DA exposes that the City of Joburg does not have in cash the R4 billion it owes to Joburg Water

Issued by Stephen Moore MP – DA Spokesperson on Water & Sanitation
19 Nov 2025 in News

Soundbite by Stephen Moore MP

  • The City of Johannesburg does not have in cash the R4bn it owes to Joburg Water.
  • This is due to the City’s ‘sweeping financial arrangement’ that takes funds from Joburg Water accounts.
  • The DA calls for phased ring-fencing for Joburg Water to manage both water infrastructure and the City’s damaged finances.

The Democratic Alliance (DA) today reveals that the City of Johannesburg does not have the R4 billion in cash that Johannesburg Water’s financial statements show as “cash including cash held at CoJ – sweeping”.

In a meeting of Parliament’s Portfolio Committee on Water and Sanitation with National Treasury, the Auditor-General and the Department of Water and Sanitation, the DA probed the Auditor-General’s representative with our PAIA records showing that Johannesburg Water’s own bank accounts do not have the money and that the entity struggles to access cash from the City.

This is cash that it is owed to Joburg Water by the City of Johannesburg.

The Auditor-General’s representative confirmed that, based on the City’s own (still to be audited) figures at 30 June 2025, the entire City of Johannesburg did not even have R4 billion in cash and cash equivalents. In short, the R4 billion on Johannesburg Water’s books is a paper entry – not real, accessible cash that can be used for pipes, pumps and contractors.

This proves that Johannesburg Water’s crisis is not self-inflicted. It is being suffocated by a failing City that has drained its trading entities through an abusive sweeping arrangement and now cannot give them back the money they need to keep services flowing. Contractors go unpaid, projects stall and residents sit without water – while the books pretend there is R4 billion in the bank.

Johannesburg is South Africa’s economic heart, generating roughly 16% of national GDP. If the City’s water system fails, the economic and social consequences will be felt across the country. Allowing Johannesburg Water to be hollowed out in this way is a direct threat to South Africa’s resilience.

The DA is not calling for an abrupt end to the sweeping arrangement that could tip the City into outright cash-flow collapse. But there must now be an honest recognition that the current model is untenable, and a clear, time-bound plan to fix it.

The DA calls for:

1. A phased ring-fencing plan to move from the abusive sweeping arrangement, so that money collected is used for water infrastructure.

2. Minimum cash protections for Johannesburg Water that guarantee it can access the cash it needs to pay suppliers within 30 days for critical maintenance and capital projects, with clear reporting to City Council and Parliament.

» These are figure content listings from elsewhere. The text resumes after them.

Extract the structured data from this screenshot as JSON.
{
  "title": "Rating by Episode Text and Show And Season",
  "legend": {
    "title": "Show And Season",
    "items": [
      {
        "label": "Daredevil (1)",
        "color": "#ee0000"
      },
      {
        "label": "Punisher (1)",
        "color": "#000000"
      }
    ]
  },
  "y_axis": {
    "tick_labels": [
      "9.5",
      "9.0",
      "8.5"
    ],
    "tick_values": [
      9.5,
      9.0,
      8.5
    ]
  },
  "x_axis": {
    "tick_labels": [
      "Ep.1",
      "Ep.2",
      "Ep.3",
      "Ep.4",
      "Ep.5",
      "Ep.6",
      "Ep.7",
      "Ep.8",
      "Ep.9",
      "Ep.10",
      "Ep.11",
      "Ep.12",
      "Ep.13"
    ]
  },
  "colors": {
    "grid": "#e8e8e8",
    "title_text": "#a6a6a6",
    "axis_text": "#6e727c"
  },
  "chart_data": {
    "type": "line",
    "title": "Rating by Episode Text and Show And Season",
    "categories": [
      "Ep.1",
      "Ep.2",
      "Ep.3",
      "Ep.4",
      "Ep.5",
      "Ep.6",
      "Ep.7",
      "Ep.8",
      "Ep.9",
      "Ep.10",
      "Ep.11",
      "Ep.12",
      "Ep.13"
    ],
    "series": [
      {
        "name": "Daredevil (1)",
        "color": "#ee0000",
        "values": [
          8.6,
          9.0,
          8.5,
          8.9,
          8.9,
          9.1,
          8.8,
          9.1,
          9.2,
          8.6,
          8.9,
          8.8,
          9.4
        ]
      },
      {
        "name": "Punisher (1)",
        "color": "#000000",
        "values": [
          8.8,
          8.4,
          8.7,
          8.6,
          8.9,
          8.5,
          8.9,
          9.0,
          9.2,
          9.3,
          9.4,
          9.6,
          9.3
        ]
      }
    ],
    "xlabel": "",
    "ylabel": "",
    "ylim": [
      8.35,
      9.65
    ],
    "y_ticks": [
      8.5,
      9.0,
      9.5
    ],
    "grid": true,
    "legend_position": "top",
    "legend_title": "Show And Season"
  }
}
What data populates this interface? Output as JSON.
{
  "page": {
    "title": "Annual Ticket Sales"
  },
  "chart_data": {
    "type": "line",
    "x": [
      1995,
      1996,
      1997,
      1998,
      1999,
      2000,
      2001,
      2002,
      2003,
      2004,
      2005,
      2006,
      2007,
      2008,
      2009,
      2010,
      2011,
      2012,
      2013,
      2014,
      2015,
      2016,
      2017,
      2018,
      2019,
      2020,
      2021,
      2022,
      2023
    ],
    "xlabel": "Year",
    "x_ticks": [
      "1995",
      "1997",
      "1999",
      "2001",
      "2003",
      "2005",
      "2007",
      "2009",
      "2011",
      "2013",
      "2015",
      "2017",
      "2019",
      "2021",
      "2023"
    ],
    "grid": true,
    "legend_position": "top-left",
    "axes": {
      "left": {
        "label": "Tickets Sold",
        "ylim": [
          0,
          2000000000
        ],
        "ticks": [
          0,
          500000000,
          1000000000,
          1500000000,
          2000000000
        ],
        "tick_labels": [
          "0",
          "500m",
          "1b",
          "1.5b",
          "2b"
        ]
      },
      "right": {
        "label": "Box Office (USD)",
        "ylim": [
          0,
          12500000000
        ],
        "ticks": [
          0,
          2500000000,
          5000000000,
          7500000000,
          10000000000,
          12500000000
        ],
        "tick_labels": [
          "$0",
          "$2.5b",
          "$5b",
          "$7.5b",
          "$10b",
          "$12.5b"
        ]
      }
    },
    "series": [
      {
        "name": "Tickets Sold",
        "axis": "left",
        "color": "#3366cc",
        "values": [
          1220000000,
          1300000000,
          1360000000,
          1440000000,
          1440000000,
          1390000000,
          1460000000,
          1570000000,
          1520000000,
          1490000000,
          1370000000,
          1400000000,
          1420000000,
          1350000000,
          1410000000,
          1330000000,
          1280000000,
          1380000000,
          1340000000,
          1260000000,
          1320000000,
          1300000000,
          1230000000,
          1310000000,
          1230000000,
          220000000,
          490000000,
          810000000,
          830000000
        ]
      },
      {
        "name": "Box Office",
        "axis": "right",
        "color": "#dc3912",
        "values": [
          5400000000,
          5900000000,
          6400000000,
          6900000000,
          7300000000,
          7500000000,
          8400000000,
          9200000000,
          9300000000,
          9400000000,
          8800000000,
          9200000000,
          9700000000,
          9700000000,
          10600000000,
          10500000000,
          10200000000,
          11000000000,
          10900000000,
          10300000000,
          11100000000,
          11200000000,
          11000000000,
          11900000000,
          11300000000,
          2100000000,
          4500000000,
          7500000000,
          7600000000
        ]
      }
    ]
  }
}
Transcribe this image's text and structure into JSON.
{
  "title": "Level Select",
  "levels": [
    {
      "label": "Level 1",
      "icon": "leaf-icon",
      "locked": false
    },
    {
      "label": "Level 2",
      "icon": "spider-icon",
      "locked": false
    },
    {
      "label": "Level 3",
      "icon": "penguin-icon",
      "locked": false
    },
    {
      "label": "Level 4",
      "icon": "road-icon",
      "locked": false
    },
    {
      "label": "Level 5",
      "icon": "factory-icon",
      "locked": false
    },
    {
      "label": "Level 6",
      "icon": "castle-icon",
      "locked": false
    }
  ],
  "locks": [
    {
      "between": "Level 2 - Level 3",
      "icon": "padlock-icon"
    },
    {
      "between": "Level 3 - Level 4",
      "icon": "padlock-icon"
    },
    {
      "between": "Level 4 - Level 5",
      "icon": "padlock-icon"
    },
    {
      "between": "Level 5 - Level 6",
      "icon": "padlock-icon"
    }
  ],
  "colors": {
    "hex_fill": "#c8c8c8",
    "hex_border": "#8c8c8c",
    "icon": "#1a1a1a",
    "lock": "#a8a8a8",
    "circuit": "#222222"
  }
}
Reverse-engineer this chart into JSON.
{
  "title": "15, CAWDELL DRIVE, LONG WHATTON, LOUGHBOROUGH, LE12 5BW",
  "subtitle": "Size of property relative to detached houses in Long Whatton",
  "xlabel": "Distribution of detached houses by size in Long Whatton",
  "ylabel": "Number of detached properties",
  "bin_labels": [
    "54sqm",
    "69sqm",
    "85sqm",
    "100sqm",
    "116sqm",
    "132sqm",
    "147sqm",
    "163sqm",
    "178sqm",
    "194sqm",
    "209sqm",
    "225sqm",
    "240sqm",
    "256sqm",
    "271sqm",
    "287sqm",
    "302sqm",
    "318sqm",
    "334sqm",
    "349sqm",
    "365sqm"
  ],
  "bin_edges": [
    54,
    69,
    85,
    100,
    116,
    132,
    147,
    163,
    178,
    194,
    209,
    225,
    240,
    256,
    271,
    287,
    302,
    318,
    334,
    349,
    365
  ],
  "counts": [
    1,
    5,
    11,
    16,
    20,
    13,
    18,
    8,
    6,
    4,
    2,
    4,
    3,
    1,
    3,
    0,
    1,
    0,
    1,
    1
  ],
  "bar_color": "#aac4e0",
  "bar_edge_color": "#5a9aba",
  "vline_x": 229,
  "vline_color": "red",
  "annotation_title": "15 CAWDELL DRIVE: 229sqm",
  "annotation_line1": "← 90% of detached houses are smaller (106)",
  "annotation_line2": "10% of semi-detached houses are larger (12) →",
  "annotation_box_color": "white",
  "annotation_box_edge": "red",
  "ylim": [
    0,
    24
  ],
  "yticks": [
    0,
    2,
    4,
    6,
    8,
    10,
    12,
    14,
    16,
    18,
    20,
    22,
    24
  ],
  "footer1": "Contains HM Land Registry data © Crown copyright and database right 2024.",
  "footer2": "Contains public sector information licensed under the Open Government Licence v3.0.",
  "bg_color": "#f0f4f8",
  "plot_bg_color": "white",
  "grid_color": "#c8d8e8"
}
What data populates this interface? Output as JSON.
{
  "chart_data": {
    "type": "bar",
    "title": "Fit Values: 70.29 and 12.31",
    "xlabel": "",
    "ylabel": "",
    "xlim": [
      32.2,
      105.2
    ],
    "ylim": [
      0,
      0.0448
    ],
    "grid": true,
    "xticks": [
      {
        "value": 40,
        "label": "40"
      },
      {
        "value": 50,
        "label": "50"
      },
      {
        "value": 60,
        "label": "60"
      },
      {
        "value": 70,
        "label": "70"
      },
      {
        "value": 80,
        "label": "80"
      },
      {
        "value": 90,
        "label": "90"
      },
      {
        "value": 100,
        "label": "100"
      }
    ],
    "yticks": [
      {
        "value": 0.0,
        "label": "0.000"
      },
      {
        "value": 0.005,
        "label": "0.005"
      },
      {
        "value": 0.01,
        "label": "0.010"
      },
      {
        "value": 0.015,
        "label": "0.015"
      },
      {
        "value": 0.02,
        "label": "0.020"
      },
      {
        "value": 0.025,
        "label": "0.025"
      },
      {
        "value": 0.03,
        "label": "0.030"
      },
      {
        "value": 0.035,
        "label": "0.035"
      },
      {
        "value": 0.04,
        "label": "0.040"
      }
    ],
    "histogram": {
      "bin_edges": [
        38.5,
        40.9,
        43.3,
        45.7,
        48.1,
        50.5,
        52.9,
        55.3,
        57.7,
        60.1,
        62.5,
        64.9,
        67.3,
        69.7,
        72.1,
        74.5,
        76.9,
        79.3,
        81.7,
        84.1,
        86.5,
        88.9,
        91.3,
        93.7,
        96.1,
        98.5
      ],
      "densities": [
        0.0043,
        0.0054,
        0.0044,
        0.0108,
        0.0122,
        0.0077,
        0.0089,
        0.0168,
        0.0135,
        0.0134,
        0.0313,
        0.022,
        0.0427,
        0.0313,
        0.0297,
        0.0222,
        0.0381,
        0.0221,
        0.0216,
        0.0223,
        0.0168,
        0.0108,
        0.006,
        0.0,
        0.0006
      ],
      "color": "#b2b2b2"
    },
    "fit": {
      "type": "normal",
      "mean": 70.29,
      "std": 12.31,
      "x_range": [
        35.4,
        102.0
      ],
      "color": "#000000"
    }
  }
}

3. A focused water infrastructure turnaround by the City and Johannesburg Water, supported by the Department of Water & Sanitation, to cut non-revenue water, replace ageing pipes and reduce reliance on emergency water tankering.

Johannesburg is too important to be allowed to slide into a full-blown water and financial collapse. The truth about the R4 billion that currently now has not been accounted for in real cash terms must be the turning point where municipalities stop hiding behind paper balances and start fixing the water system residents depend on.